Em tempos de ditadura militar, uma calorosa família reside de aluguel em frente à praia enquanto prepara o terreno para construir um novo e próprio lar. Pai, mãe e cinco filhos menores vivem o idílico. Mas o sonho logo se transforma em pesadelo quando o ex-deputado federal Rubens Paiva (vivido por Selton Mello), o patriarca, é levado subitamente de sua casa por homens do governo.

A partir desse ponto, o filme, que é uma adaptação do livro homônimo escrito por Marcelo Rubens Paiva (um dos filhos do casal), ganha ares de suspense e drama, sobretudo.

Se no primeiro ato, somos apresentados ao afeto, ao carinho e ao sentimento ardoroso familiar através de uma fotografia quente, por vezes saturada, e que também se utiliza do tom sépia ao reproduzir memórias nostálgicas captadas pela câmera portátil de 8mm de Verônica (o rebento mais velho); no segundo, já temos um contraponto através do azul, do cárcere, da escuridão e do triste enclausuramento de prisioneiros que nem sabem o motivo de estarem sendo tolhidos de sua liberdade.

Assim, o mar, que antes era sinônimo de liberdade, de acolhimento - em que pese o vaivém das ondas significar também que "nada do que foi será do jeito que já foi um dia" (parafraseando Lulu Santos) - agora é trocado por revoltos baldes d'água que limpam celas desenganadas. O sol, antes esbanjando graciosidade e vida, agora dá lugar à frieza de vê-lo "nascer quadrado", como diz aquele jargão. Indiferença esta representada pelos objetos de cena, adornos e vestimentas. O ambiente de tortura dialoga com o inanimado e a rispidez. Ponto para a esplêndida direção de arte assinada por Carlos Conti, capaz de nos situar com precisão não só na época setentista, mas no contexto histórico-cultural.
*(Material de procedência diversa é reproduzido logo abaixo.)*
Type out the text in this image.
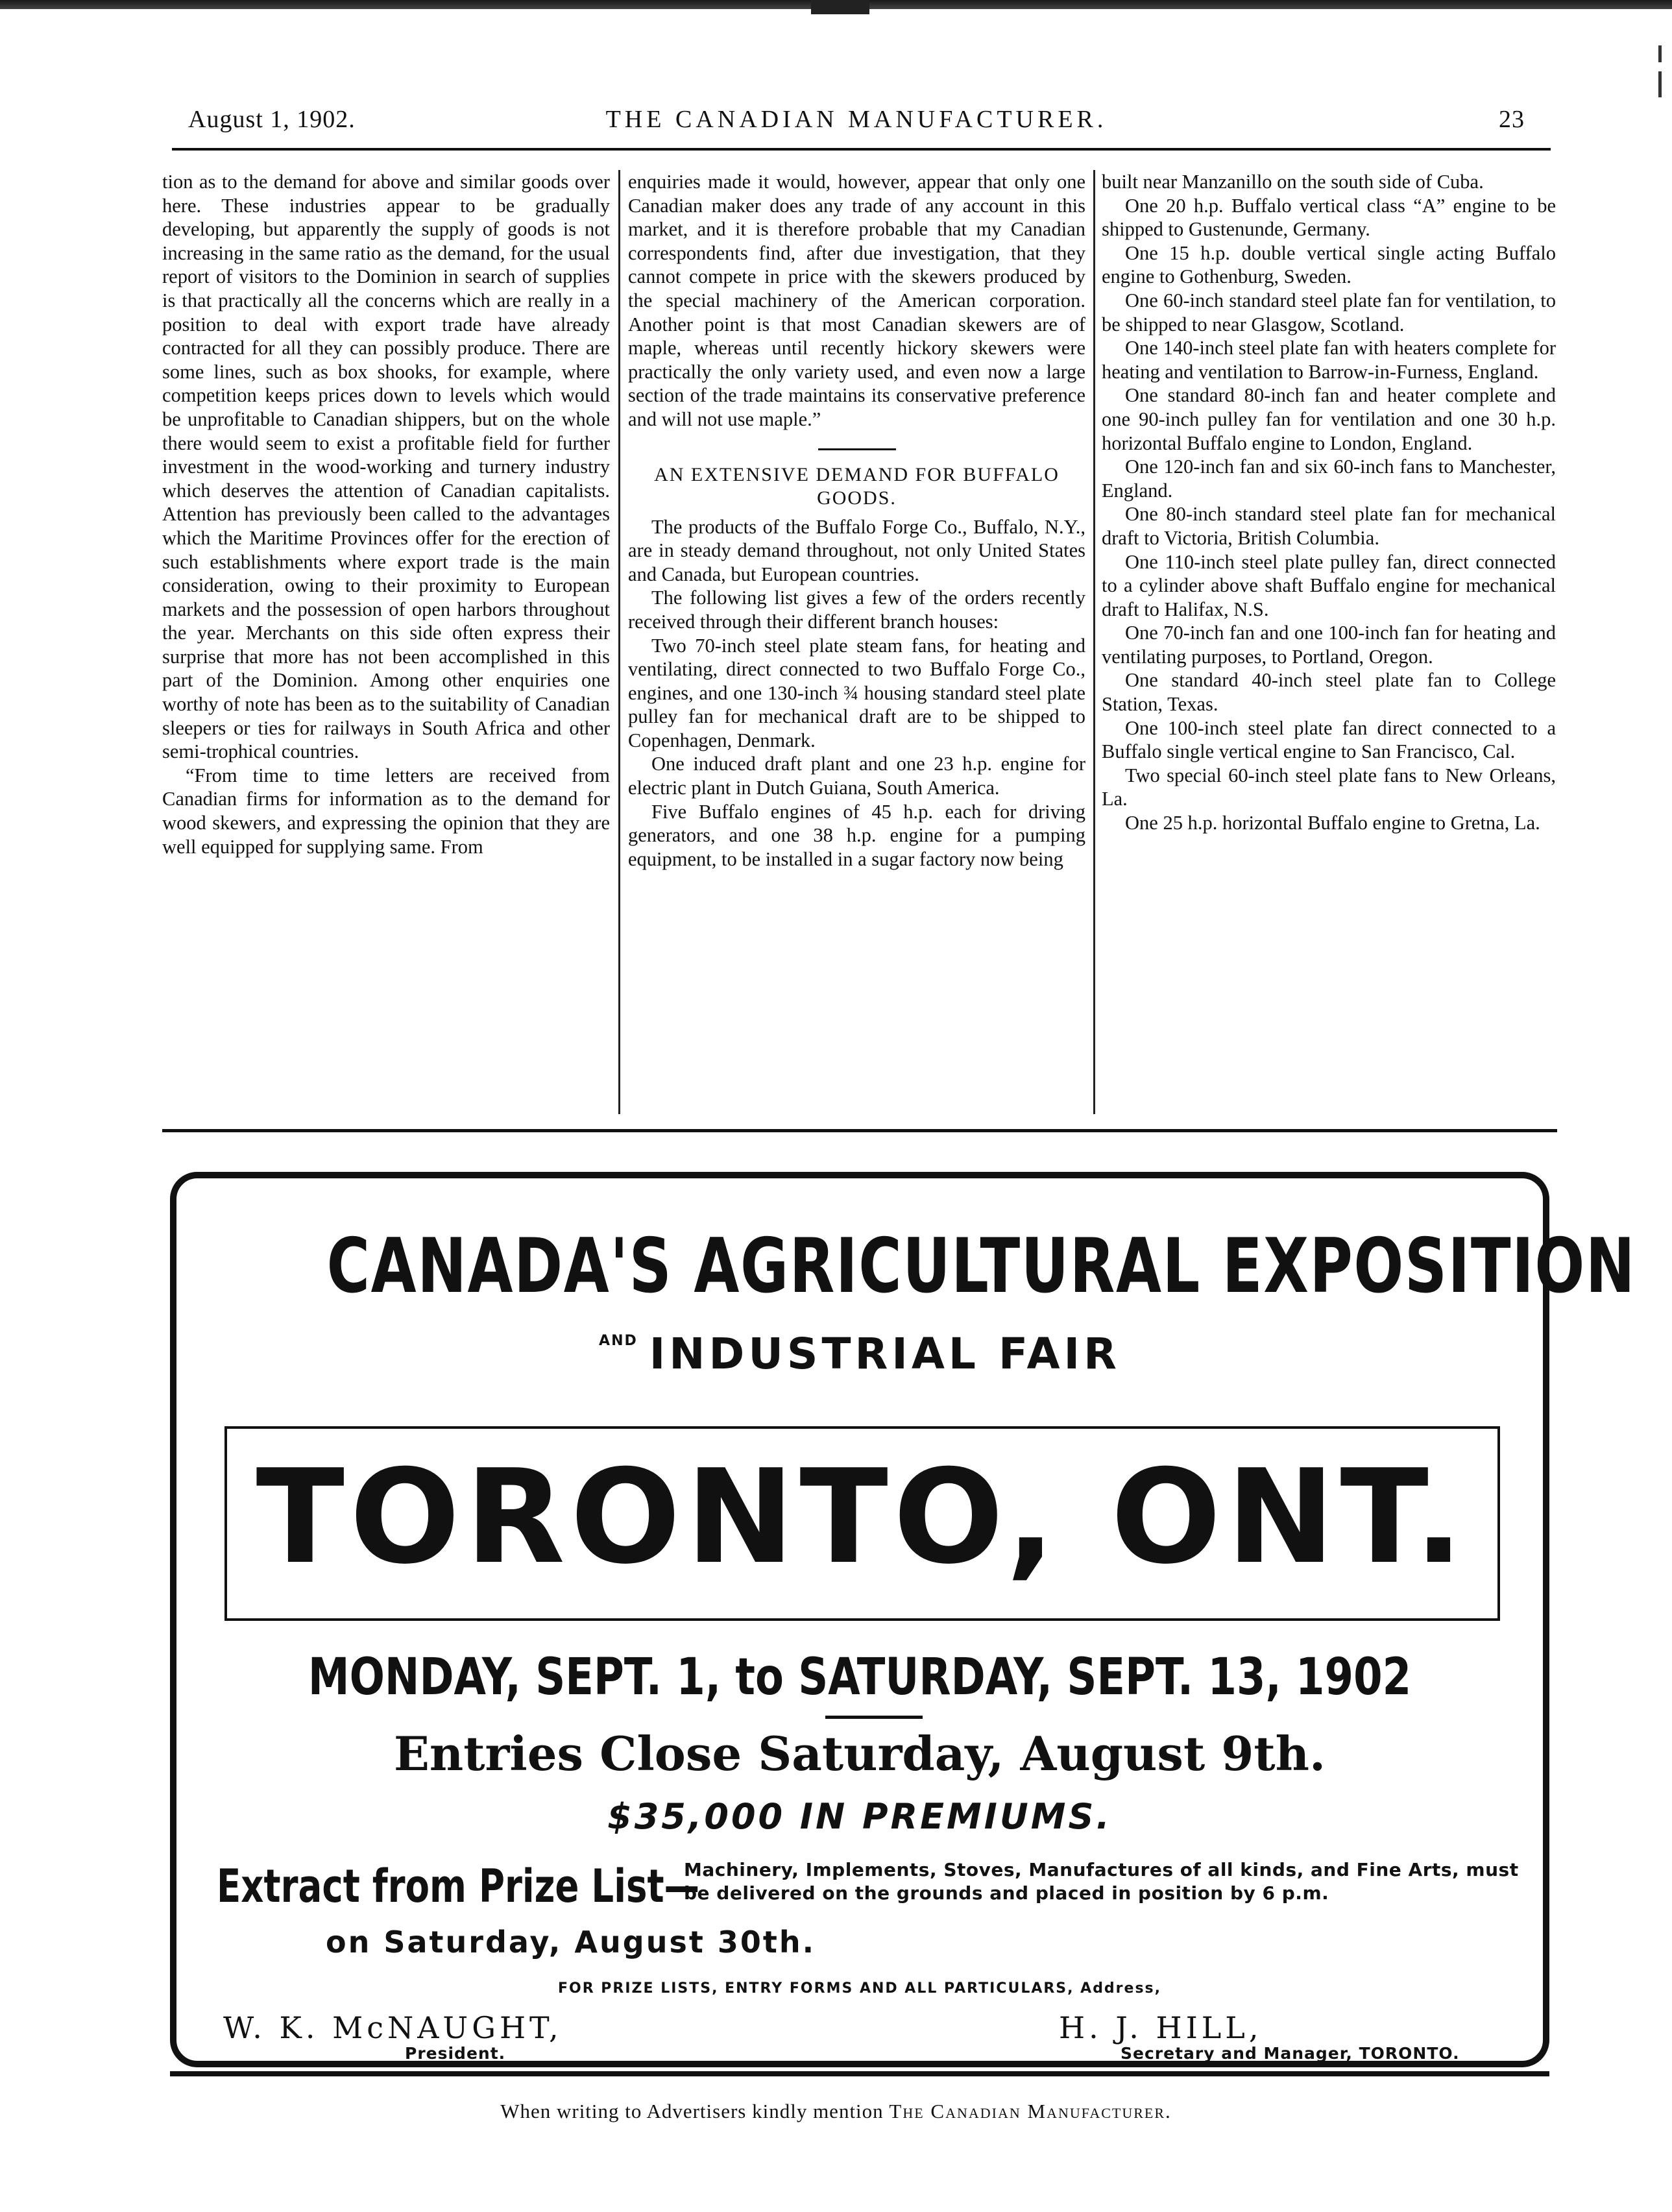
August 1, 1902.	THE CANADIAN MANUFACTURER.	23

tion as to the demand for above and similar goods over here. These industries appear to be gradually developing, but apparently the supply of goods is not increasing in the same ratio as the demand, for the usual report of visitors to the Dominion in search of supplies is that practically all the concerns which are really in a position to deal with export trade have already contracted for all they can possibly produce. There are some lines, such as box shooks, for example, where competition keeps prices down to levels which would be unprofitable to Canadian shippers, but on the whole there would seem to exist a profitable field for further investment in the wood-working and turnery industry which deserves the attention of Canadian capitalists. Attention has previously been called to the advantages which the Maritime Provinces offer for the erection of such establishments where export trade is the main consideration, owing to their proximity to European markets and the possession of open harbors throughout the year. Merchants on this side often express their surprise that more has not been accomplished in this part of the Dominion. Among other enquiries one worthy of note has been as to the suitability of Canadian sleepers or ties for railways in South Africa and other semi-trophical countries.

“From time to time letters are received from Canadian firms for information as to the demand for wood skewers, and expressing the opinion that they are well equipped for supplying same. From

enquiries made it would, however, appear that only one Canadian maker does any trade of any account in this market, and it is therefore probable that my Canadian correspondents find, after due investigation, that they cannot compete in price with the skewers produced by the special machinery of the American corporation. Another point is that most Canadian skewers are of maple, whereas until recently hickory skewers were practically the only variety used, and even now a large section of the trade maintains its conservative preference and will not use maple.”

AN EXTENSIVE DEMAND FOR BUFFALO GOODS.

The products of the Buffalo Forge Co., Buffalo, N.Y., are in steady demand throughout, not only United States and Canada, but European countries.

The following list gives a few of the orders recently received through their different branch houses:

Two 70-inch steel plate steam fans, for heating and ventilating, direct connected to two Buffalo Forge Co., engines, and one 130-inch ¾ housing standard steel plate pulley fan for mechanical draft are to be shipped to Copenhagen, Denmark.

One induced draft plant and one 23 h.p. engine for electric plant in Dutch Guiana, South America.

Five Buffalo engines of 45 h.p. each for driving generators, and one 38 h.p. engine for a pumping equipment, to be installed in a sugar factory now being

built near Manzanillo on the south side of Cuba.

One 20 h.p. Buffalo vertical class “A” engine to be shipped to Gustenunde, Germany.

One 15 h.p. double vertical single acting Buffalo engine to Gothenburg, Sweden.

One 60-inch standard steel plate fan for ventilation, to be shipped to near Glasgow, Scotland.

One 140-inch steel plate fan with heaters complete for heating and ventilation to Barrow-in-Furness, England.

One standard 80-inch fan and heater complete and one 90-inch pulley fan for ventilation and one 30 h.p. horizontal Buffalo engine to London, England.

One 120-inch fan and six 60-inch fans to Manchester, England.

One 80-inch standard steel plate fan for mechanical draft to Victoria, British Columbia.

One 110-inch steel plate pulley fan, direct connected to a cylinder above shaft Buffalo engine for mechanical draft to Halifax, N.S.

One 70-inch fan and one 100-inch fan for heating and ventilating purposes, to Portland, Oregon.

One standard 40-inch steel plate fan to College Station, Texas.

One 100-inch steel plate fan direct connected to a Buffalo single vertical engine to San Francisco, Cal.

Two special 60-inch steel plate fans to New Orleans, La.

One 25 h.p. horizontal Buffalo engine to Gretna, La.

CANADA'S AGRICULTURAL EXPOSITION
$^{AND}$ INDUSTRIAL FAIR
TORONTO, ONT.
MONDAY, SEPT. 1, to SATURDAY, SEPT. 13, 1902
Entries Close Saturday, August 9th.
$35,000 IN PREMIUMS.
Extract from Prize List—
Machinery, Implements, Stoves, Manufactures of all kinds, and Fine Arts, must be delivered on the grounds and placed in position by 6 p.m.
on Saturday, August 30th.
FOR PRIZE LISTS, ENTRY FORMS AND ALL PARTICULARS, Address,
W. K. McNAUGHT,
President.
H. J. HILL,
Secretary and Manager, TORONTO.
When writing to Advertisers kindly mention The Canadian Manufacturer.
De tal modo, a transição entre o "céu" do primeiro ato e o "inferno" do segundo é captada pela bela fotografia de Adrian Teijido. O cinza banha o meio do filme como se não houvesse mais esperança. A sombra se apropria da paleta. Mas é na força e na sensibilidade de Fernanda Torres, interpretando Eunice Paiva, uma mulher forte e que galga seu arco de protagonista ao longo da película, que vislumbramos uma "luz no fim do túnel". Observe como Eunice se coloca ao fotografar um grupo de amigos (sem querer aparecer) ou mesmo quando surge lá no cantinho da foto, após insistência de outra pessoa lhe conferindo importância, como se estivesse fadada à coadjuvância. Entretanto, a vida iria exigir todo o potencial de se reinventar daquela mãe, da mulher, muito mais do que ela imaginaria. O que fazer após ser devastada? Rasgar-se e remendar-se, já dizia o poeta Guimarães Rosa.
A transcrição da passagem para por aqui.